Keeping Expressed Milk Safe

Clean collection containers before each use. Wash all parts in a clean basin with soap and water (not directly in the sink, where bacteria can contaminate them), rinse under running water, and air-dry on a clean towel. For extra protection, sanitize daily by boiling items for five minutes or running them through a dishwasher on a hot, heated-dry cycle.

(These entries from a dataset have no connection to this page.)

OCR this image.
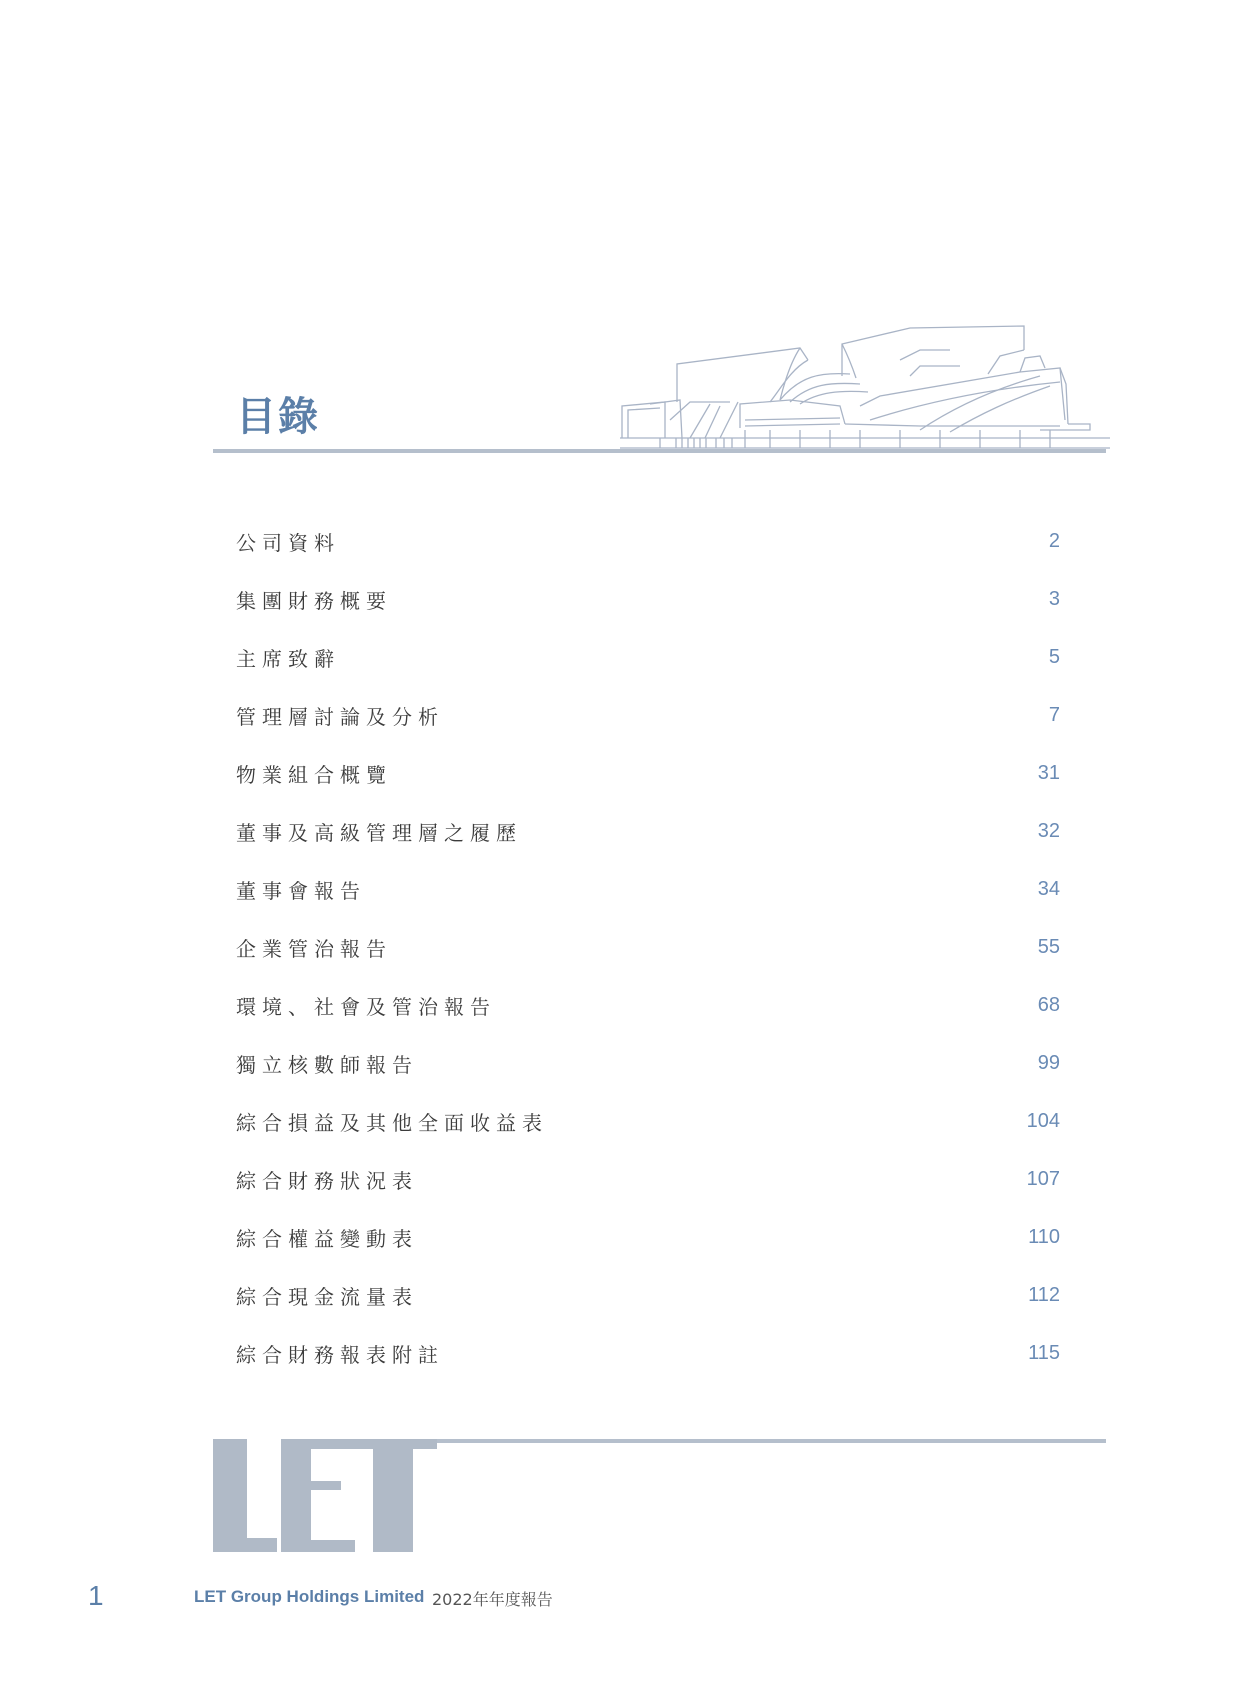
目錄
公司資料	2
集團財務概要	3
主席致辭	5
管理層討論及分析	7
物業組合概覽	31
董事及高級管理層之履歷	32
董事會報告	34
企業管治報告	55
環境、社會及管治報告	68
獨立核數師報告	99
綜合損益及其他全面收益表	104
綜合財務狀況表	107
綜合權益變動表	110
綜合現金流量表	112
綜合財務報表附註	115
1	LET Group Holdings Limited 2022年年度報告
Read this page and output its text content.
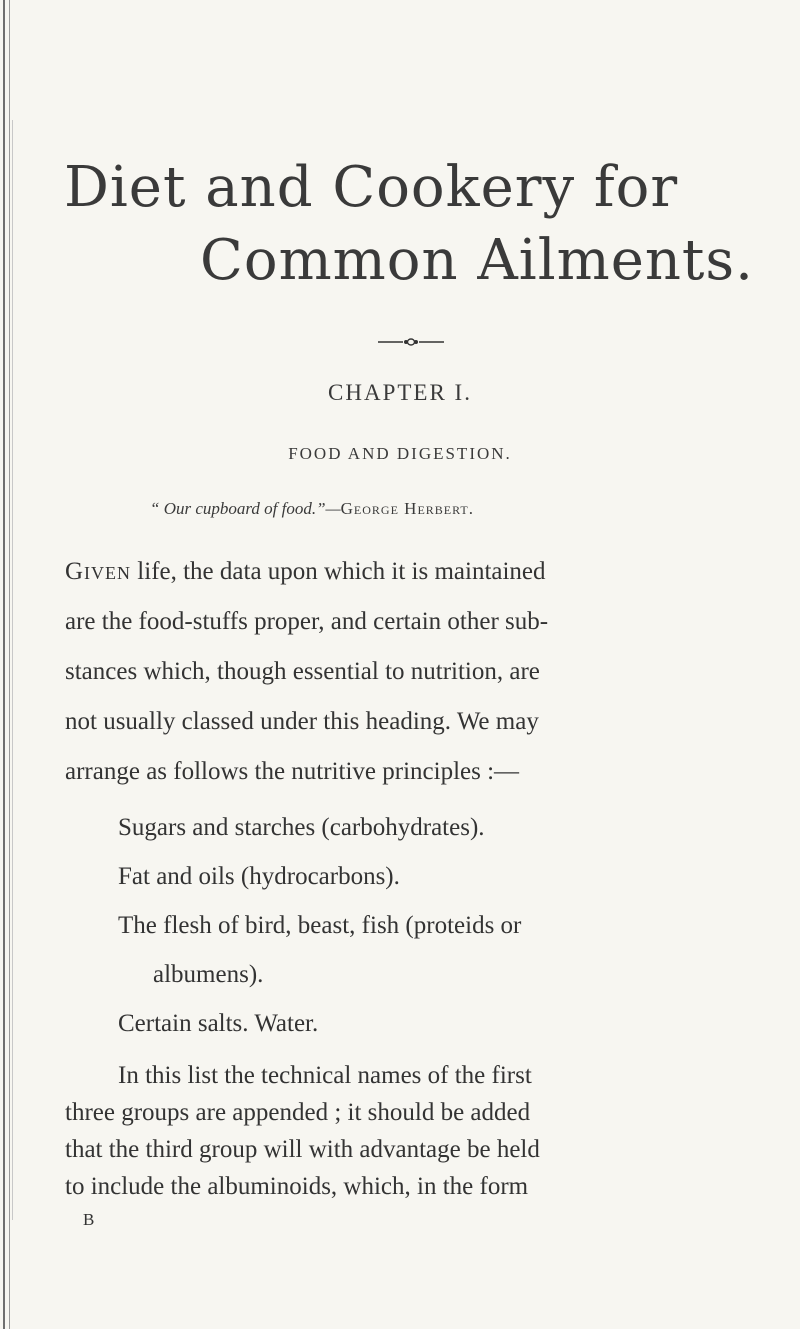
Diet and Cookery for
Common Ailments.
CHAPTER I.
FOOD AND DIGESTION.
“ Our cupboard of food.”—George Herbert.
Given life, the data upon which it is maintained
are the food-stuffs proper, and certain other sub-
stances which, though essential to nutrition, are
not usually classed under this heading. We may
arrange as follows the nutritive principles :—
Sugars and starches (carbohydrates).
Fat and oils (hydrocarbons).
The flesh of bird, beast, fish (proteids or
albumens).
Certain salts. Water.
In this list the technical names of the first
three groups are appended ; it should be added
that the third group will with advantage be held
to include the albuminoids, which, in the form
B
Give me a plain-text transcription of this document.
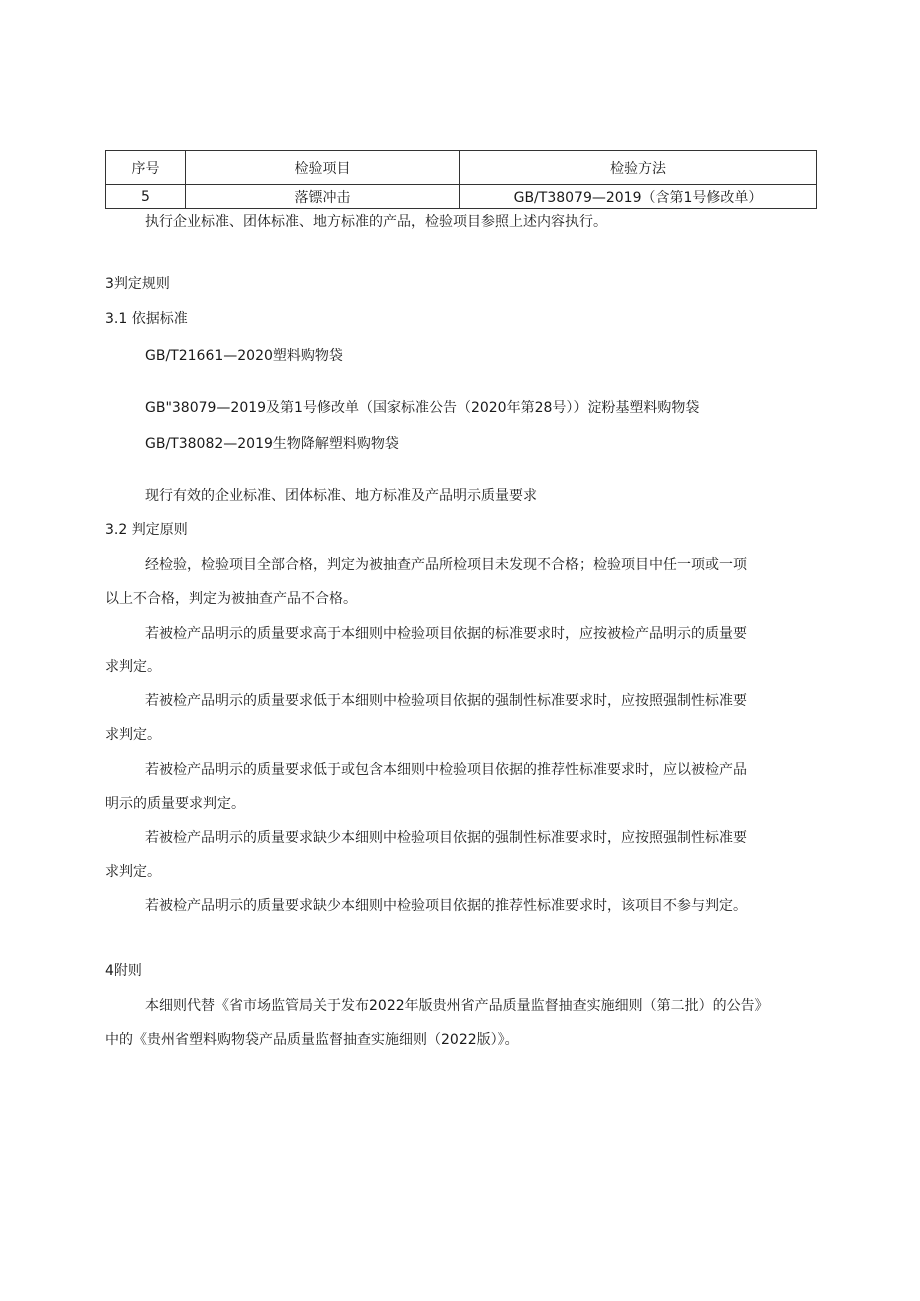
序号	检验项目	检验方法
5	落镖冲击	GB/T38079—2019（含第1号修改单）
执行企业标准、团体标准、地方标准的产品，检验项目参照上述内容执行。
3判定规则
3.1 依据标准
GB/T21661—2020塑料购物袋
GB"38079—2019及第1号修改单（国家标准公告（2020年第28号））淀粉基塑料购物袋
GB/T38082—2019生物降解塑料购物袋
现行有效的企业标准、团体标准、地方标准及产品明示质量要求
3.2 判定原则
经检验，检验项目全部合格，判定为被抽查产品所检项目未发现不合格；检验项目中任一项或一项
以上不合格，判定为被抽查产品不合格。
若被检产品明示的质量要求高于本细则中检验项目依据的标准要求时，应按被检产品明示的质量要
求判定。
若被检产品明示的质量要求低于本细则中检验项目依据的强制性标准要求时，应按照强制性标准要
求判定。
若被检产品明示的质量要求低于或包含本细则中检验项目依据的推荐性标准要求时，应以被检产品
明示的质量要求判定。
若被检产品明示的质量要求缺少本细则中检验项目依据的强制性标准要求时，应按照强制性标准要
求判定。
若被检产品明示的质量要求缺少本细则中检验项目依据的推荐性标准要求时，该项目不参与判定。
4附则
本细则代替《省市场监管局关于发布2022年版贵州省产品质量监督抽查实施细则（第二批）的公告》
中的《贵州省塑料购物袋产品质量监督抽查实施细则（2022版）》。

Freshly expressed milk stays safe at room temperature (77°F or cooler) for up to 4 hours. In the refrigerator, it keeps for up to 4 days. If you won’t use it within that window, freeze it. Label each container with the date so you use the oldest milk first.

When Expression Feels Painful

Some discomfort in the first few seconds is common, but ongoing pain signals a problem. The usual culprit is finger placement that’s too close to the nipple, compressing the nipple itself rather than the tissue behind it. Moving your fingers back to that 1-to-2-inch mark typically resolves it immediately.

If you’re also breastfeeding directly and experiencing nipple pain, cracking, or bleeding, the issue is often how the baby latches. A baby who clamps down on just the nipple rather than taking a wide mouthful of breast tissue can cause significant damage. Signs include a lipstick-shaped or flattened nipple after feeding and pain that persists beyond the first few seconds. A breastfeeding specialist can assess the latch and check for issues like tongue tie that make effective latching harder.

Vasospasm, where the nipple turns white and throbs after expression or feeding, happens when blood flow to the nipple tip gets temporarily cut off. Keeping the chest warm and reducing compression pressure are the first steps. If it persists, a lactation consultant can help troubleshoot.